Author visits Hartsville Library to talk John Jenrette, Abscam sting

John Clark reminisces about his days in the Pee Dee Region before joining the office of John Jenrette in Washington, D.C. Photo by Melissa Rollins

By Melissa Rollins, Editor, editor@newsandpress.net

When John F. Clark visited the Hartsville Memorial Library to talk about his book Capitol Steps and Missteps: The Wild Improbable Ride of Congressman John Jenrette, it was a little bit of a homecoming and a little bit of a gossip session featuring players in the Darlington County community and the Pee Dee Region.

Clark grew up in Kingstree but has a strong connection to Darlington County.

“My mama is from Dovesville; only in this room can I say that and people know where Dovesville is,” Clark joked. “Her father was a farmer and at one time he ran the airport out there. That main house there at the intersection of Highway 52 and Mont Clare Road, that was her family house; I spent a lot of summers in Dovesville and have a lot of fond memories of it.”

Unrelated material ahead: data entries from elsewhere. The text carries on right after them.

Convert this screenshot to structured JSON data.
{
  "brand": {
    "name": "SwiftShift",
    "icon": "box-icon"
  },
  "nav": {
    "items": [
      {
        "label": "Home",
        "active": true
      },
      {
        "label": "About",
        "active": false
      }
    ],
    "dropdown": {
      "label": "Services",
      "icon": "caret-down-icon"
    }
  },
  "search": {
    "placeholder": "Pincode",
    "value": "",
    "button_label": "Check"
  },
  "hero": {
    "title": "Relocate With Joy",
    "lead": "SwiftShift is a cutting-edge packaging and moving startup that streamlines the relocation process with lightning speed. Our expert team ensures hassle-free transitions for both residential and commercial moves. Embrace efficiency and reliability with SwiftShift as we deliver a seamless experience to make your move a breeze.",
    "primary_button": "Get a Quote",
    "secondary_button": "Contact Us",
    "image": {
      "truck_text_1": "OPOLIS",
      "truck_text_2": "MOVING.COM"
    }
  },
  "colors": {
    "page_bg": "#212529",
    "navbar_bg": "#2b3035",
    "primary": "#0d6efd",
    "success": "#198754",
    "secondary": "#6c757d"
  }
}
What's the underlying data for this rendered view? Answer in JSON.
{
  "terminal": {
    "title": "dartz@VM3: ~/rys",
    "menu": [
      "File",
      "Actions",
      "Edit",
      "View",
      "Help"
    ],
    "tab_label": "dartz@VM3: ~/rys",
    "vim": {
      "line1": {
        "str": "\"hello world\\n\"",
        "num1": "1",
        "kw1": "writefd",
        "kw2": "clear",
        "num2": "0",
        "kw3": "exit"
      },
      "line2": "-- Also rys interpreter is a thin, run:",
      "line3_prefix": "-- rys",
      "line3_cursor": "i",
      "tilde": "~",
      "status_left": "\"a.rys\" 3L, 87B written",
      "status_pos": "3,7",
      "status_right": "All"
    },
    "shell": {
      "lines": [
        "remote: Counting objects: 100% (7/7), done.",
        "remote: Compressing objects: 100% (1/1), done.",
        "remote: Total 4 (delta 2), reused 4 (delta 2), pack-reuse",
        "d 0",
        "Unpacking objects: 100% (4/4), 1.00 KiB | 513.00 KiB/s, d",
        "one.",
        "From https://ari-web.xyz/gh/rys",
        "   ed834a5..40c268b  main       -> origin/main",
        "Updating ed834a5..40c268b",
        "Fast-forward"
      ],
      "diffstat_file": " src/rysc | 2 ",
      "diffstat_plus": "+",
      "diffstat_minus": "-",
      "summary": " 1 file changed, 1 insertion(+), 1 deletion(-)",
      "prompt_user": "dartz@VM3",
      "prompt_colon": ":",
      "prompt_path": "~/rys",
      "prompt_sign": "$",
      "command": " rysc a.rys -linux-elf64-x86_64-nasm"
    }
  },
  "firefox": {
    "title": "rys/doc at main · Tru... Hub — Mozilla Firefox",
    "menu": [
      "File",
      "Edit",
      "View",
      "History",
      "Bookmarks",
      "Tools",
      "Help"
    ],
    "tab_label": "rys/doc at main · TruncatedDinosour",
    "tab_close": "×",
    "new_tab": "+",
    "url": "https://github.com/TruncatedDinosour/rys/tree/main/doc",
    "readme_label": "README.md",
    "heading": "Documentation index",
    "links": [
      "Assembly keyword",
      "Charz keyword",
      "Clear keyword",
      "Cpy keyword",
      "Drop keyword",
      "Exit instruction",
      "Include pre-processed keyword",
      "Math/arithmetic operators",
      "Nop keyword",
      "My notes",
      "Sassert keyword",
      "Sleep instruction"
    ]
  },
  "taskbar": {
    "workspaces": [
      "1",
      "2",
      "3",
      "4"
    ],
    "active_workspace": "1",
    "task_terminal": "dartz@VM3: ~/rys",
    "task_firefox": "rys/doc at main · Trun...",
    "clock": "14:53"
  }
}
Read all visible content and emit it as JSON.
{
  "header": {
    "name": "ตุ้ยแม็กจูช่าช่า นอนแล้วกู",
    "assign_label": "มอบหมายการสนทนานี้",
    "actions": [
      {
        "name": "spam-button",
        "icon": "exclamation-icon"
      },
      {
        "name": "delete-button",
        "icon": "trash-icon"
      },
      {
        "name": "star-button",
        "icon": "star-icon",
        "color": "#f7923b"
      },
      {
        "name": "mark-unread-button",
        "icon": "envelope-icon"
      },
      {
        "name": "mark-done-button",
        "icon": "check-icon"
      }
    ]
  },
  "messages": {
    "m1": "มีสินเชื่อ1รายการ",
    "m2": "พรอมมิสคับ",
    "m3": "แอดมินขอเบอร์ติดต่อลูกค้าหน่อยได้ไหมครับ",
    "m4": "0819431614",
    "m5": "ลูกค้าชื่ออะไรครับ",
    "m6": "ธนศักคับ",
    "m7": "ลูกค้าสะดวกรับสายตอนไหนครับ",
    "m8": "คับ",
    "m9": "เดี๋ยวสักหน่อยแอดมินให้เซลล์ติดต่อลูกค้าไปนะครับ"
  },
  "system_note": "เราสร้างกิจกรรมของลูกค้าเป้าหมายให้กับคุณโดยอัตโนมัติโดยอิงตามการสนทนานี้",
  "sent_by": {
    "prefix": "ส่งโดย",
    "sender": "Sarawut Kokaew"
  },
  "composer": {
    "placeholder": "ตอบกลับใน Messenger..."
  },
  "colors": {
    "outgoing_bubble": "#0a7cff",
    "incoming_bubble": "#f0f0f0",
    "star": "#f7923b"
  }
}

Clark said that he was one of a large brood of cousins who roamed around Dovesville. “There were sixteen of us first cousins and we hung out there a lot,” Clark said. “There were several stores there and you’d go in and they’d say ‘Which one are you? Who do you belong to?’ In Dovesville, my mama was known as Cooter so they’d say ‘That there is Cooter’s boy.”

After leaving Kingstree, Clark went to college and into the military before his paths would cross with John Jenrette.

“I went to Davidson College, Syracuse University…and went into the Army for a couple of years,” Clark said. “I was down in Florida teaching political science. My dad was telling me about this young progressive congressman who had just gotten elected…I wrote a letter and said that I would like to come work with him in Washington. I got a call from his mentor, a guy named Rob Floyd…I get in the office there and Rob says ‘We can talk a little bit but I’m telling you right now we’re hiring you.”

Clark went on to serve as a top aide for Jenrette during his six years in office and had a front row seat to all of his political successes and personal failures.

Clark said that Jenrette was an unusual politician, courting minority voters and seeming to genuinely care about them at a time when most politicians acted as though they didn’t exist. He was well-liked, both in South Carolina and in Washington, earning himself a seat on the House Majority Leadership Team as a freshman congressman.

Capitol Steps and Missteps chronicles the years leading up to the Abscam sting, run by the FBI, that was the misstep Jenrette could not smooth talk his way out of.

Clark said that there are several names in the book that people in Hartsville will recognize.

“In my book, there are a few Hartsville characters like Bill Craig who ran for Congress and was a major player in 1972,” Clark said. “Later, we have some mention of Ed Saleeby; Ed knew was he was doing and he didn’t get too close to any of this but he was certainly a power back in the day. There is also a sad story, in my opinion a sad story, about a Hartsville fellow Billy Lowe. I didn’t really know Billy Lowe but everything I knew about him was generally good and I think he was a victim in some of the stuff that was going on and an unknowing victim at that.”